Proclaiming yourself the master of anything is always risky, but Sony thinks its new Master Series TVs are worthy of the moniker.
The OLED AF9 is joined by the LCD ZF9 in the Master Series that Sony calls ‘the pinnacle of picture quality at home’.
That’s big talk, but Sony does have some new tech to back up the bold claim. The AF9 and ZD9 will be the first TVs to include the new X1 Ultimate Processor.
The image processor is largely responsible for how accurately a TV displays images. From colour and motion to detail and contrast, an image processor has a lot of responsibilities and an impressive chip can separate a bad TV from a good one. Sony’s goal was to make TVs that show content exactly as the creators intended – much like a reference monitor that production companies use to watch footage in a movie studio – and Sony reckons its Master Series TVs do just that.
Here’s everything we know about Sony’s latest and possibly greatest TVs, and more on that X1 Ultimate Processor.

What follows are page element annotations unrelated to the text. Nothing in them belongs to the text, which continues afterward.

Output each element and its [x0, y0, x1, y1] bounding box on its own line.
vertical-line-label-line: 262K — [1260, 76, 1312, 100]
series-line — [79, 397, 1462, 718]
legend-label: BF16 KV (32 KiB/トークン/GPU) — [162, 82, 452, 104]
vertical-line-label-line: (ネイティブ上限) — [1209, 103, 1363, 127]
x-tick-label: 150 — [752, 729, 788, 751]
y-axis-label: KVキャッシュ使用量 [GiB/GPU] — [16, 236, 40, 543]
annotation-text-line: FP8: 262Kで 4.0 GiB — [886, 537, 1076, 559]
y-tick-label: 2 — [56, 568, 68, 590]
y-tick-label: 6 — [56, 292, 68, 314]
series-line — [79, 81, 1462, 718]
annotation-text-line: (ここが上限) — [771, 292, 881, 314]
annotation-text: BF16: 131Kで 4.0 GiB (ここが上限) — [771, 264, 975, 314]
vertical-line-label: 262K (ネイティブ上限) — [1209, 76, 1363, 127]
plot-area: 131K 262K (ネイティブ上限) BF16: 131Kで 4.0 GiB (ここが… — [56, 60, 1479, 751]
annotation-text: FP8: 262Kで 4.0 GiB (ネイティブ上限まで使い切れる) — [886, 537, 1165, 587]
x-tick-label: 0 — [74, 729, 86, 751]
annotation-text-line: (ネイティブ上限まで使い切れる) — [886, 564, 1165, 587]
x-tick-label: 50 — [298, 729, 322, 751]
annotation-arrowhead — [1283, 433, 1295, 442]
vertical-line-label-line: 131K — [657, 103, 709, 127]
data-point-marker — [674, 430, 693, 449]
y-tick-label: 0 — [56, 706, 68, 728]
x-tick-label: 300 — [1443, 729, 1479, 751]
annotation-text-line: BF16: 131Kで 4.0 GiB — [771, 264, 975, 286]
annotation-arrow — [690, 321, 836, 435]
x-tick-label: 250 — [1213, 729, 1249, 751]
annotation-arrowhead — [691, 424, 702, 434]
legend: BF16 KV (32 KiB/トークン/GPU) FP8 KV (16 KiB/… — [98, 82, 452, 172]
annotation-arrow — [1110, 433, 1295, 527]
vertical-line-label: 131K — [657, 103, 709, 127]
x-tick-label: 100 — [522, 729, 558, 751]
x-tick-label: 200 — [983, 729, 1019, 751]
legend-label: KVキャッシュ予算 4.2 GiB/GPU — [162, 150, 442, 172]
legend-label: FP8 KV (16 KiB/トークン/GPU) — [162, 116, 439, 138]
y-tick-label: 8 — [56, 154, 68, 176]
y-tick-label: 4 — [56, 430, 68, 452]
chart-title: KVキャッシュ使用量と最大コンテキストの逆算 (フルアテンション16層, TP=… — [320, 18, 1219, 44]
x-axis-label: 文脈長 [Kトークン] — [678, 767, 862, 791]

Best Buy TVs – amazing TVs that Sony’s Master Series sets will be up against.
Sony AF9 OLED TV
Although the AF9 is in the same family as the AF8 TVs released early this year, it has more in common with Sony’s first OLED, the A1 released last year. Both have the A-frame design (although the stand is much bulkier on the AF9), which doubles as a subwoofer. The screen provides the rest of the sound. It vibrates, which somehow doesn’t impact the picture quality.
Sony calls this technology Acoustic Surface Audio and it has been tweaked slightly on the AF9. There’s an extra subwoofer channel and the screen can now act as a centre speaker if you want to add the TV to a surround sound system without losing out on the clever screen sound system.
It supports the same three HDR formats as the AF8: HDR10, HLG and Dolby Vision. As the industry standard, HDR10 is the most commonly used, while HLG will be the format of choice for broadcasting HDR. Dolby Vision is a more advanced type of HDR that can adjust the contrast on a scene-by-scene basis.
The AF9 will be available in 55 or 65 inches and we don’t know when they will be released or, more importantly, how much they will cost. If Sony’s previous OLEDs are anything go by, a spanking new AF9 will cost you at least £3,000, but with the impressive-sounding processor on board it could easily be more.
Learn more about OLED screens and see which OLED TVs came out on top in our tests in our guide to OLED TVs.
Sony ZF9 LCD TV
Sony isn’t restricting the X1 Ultimate Processor to its OLED sets – its LCD TVs are getting a slice of the action, too. The ZF9 is an update to last year’s ZD9 and the wedge base has been replaced by the separate angled feet to fit with the design of Sony’s other 2018 LCD TVs.
You get the same suite of smart features in the ZD9 as you do in all Sony’s high-end TVs. Apps, courtesy of Android TV, and voice search using the built-in microphone in the remote means you’re never more than a few words away from whatever you want to watch.
The key difference between this and AF9 is the display. Unlike OLEDs, LCD TVs need a backlight to work. A layer of LEDs illuminate crystals to create the images on screen. Most TVs work this way, but they can suffer from problems OLEDs don’t, namely poor contrast and colour bleeding from light areas of the screen into dark ones.
One way to alleviate this issue is to have a greater number of LEDs lighting the screen. The ZD9 uses a full-array backlight, which means the LEDs are directly behind the crystals, providing more control over what areas of the screen are lit. Other LCD TVs are edge-lit, which means the LEDs line the display and shine across the crystals.
The X1 Ultmate Processor should help the ZD9 overcome the limitations of LCD displays, too.
As with the AF9, we don’t know when the ZD9 will release or how much it will set you back, but since it’s only available in 65 or 75 inches, we’d expect it to cost more than £3,000.
The X1 Ultimate Processor
The defining characteristic of these Master Series TVs is the new processor. Sony’s other high-end 2018 TVs have the X1 Extreme. We heard rumblings of the Ultimate at CES, and now we finally have TVs that use it.
So what’s new? Brace yourself for some top-notch jargon: Object-based super resolution; Object-based HDR remaster; Super Bit Mapping 4K HDR and dual database processing.
- Object-based Super Resolution Essentially, the TV can focus in on specific objects and adjust the detail to make each thing on screen as defined as possible.
- Object-based HDR remaster As well as maximizing detail and definition, this feature adjusts the colour and contrast of each individual object on screen to create a more accurate and realistic overall image.
- Super Bit Mapping 4K HDR This tech helps to create smooth colours and images. It does this by preventing banding, which is when the colours around an object, particularly a light source, are distinguishable such as ripples in water rather than being seamlessly blended together.
- Dual database processing This clever system is like a huge library of images, which the TV can reference to improve the detail and accuracy of the images on screen. This is particularly useful if the TV is upscaling content to a higher definition.